社説/平和秩序守る正念場(下)「中立国」見極め、新枠組みを

(2022/4/13 05:00)

 中印や東南アジア諸国連合(ASEAN)などの新興国の多くは「中立」を掲げ、ロシアへの経済制裁に加わらない。日米欧は各国の事情も勘案した新たな国際(平和)秩序の枠組みをいかに築くのか、困難な作業だが解を見いだしたい。

 ロシアは孤立しなかった。同国の国連人権理事会の理事国資格を停止する決議で、193カ国のうち賛成が93カ国だったのに対し、反対・棄権は82カ国と大差はなかった。ロシア軍によるウクライナ民間人虐殺が報じられた直後でも、国際社会は一つにまとまらなかった。

 ASEAN各国はタイを除いて植民地時代を経験し、第二次世界大戦後に独立した。西側か東側かといった二者択一でなく、非同盟・中立を貫いて経済成長してきた。ASEANの輸出相手先の1、2位が中国と米国だ。ロシアとの貿易は少ないが、ロシアの制裁報復が自国に波及することを警戒する。

 ASEAN10カ国に日中韓、豪州、ニュージーランドを加えた15カ国が東アジアの地域的な包括的経済連携(RCEP)を形成する。巨大経済圏で連携するASEAN各国だが、経済を武器にした連携には加わらないことを、新たな国際秩序づくりでは留意する必要がある。

 ただインドは中立国ながら大国として国際秩序を守る責任があろう。
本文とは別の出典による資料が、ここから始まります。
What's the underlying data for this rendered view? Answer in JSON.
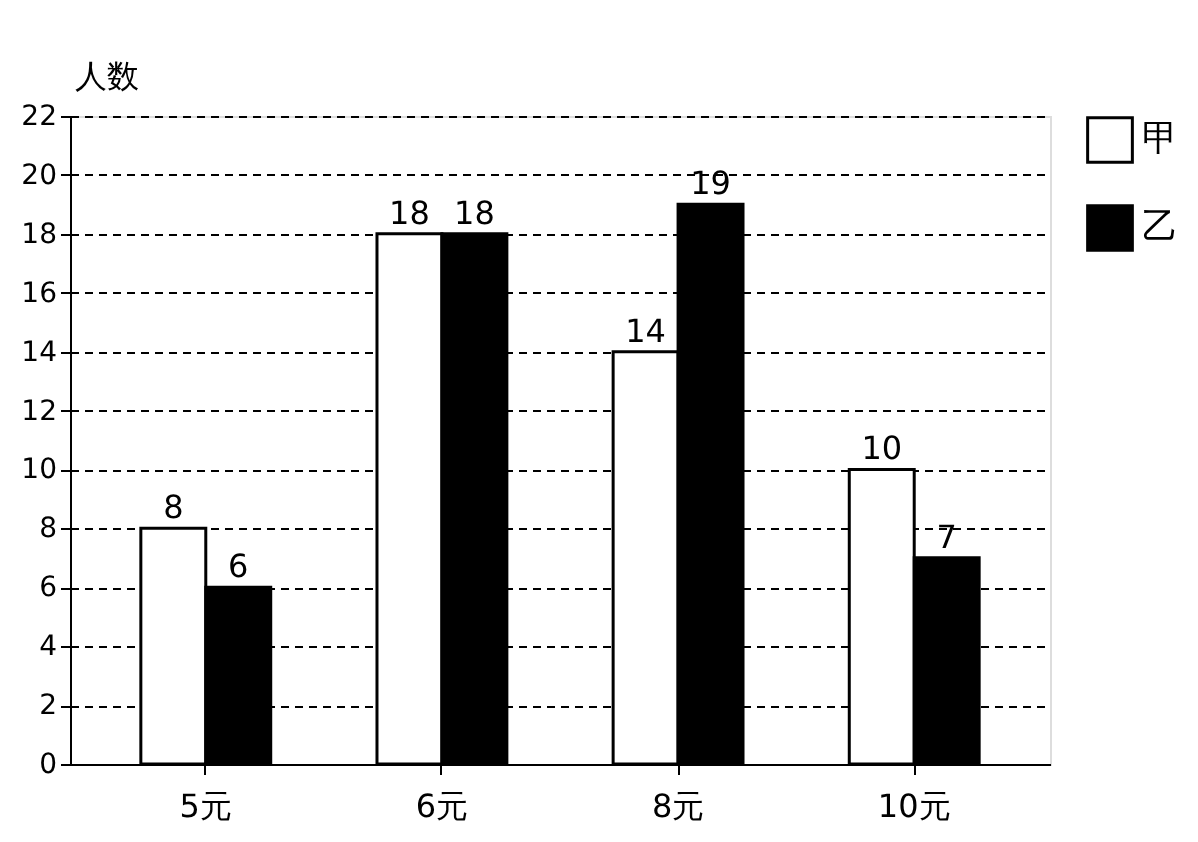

インドのモディ首相は12日(日本時間)のバイデン米大統領とのオンライン会談で、軍事・エネルギー面でのロシア制裁への言及はなく、両国は今後も協議を継続するという。

 インドはロシアがウクライナに侵攻して以降、安価なロシア産原油の輸入を増やしている。バイデン大統領との協議を通じ軌道修正されることを期待したい。ロシアとウクライナの両大統領に直接会談を提案した大国らしい言動も継続してほしい。

 台湾有事が発生した場合、中国に対する経済制裁は、中立国によって骨抜きとなるのか。見て見ぬふりの中立国ならまだしも、侵略国に加担する中立国も存在する。中立国を見極めつつ、日米欧は新たな秩序の枠組みを模索する胆力が問われる。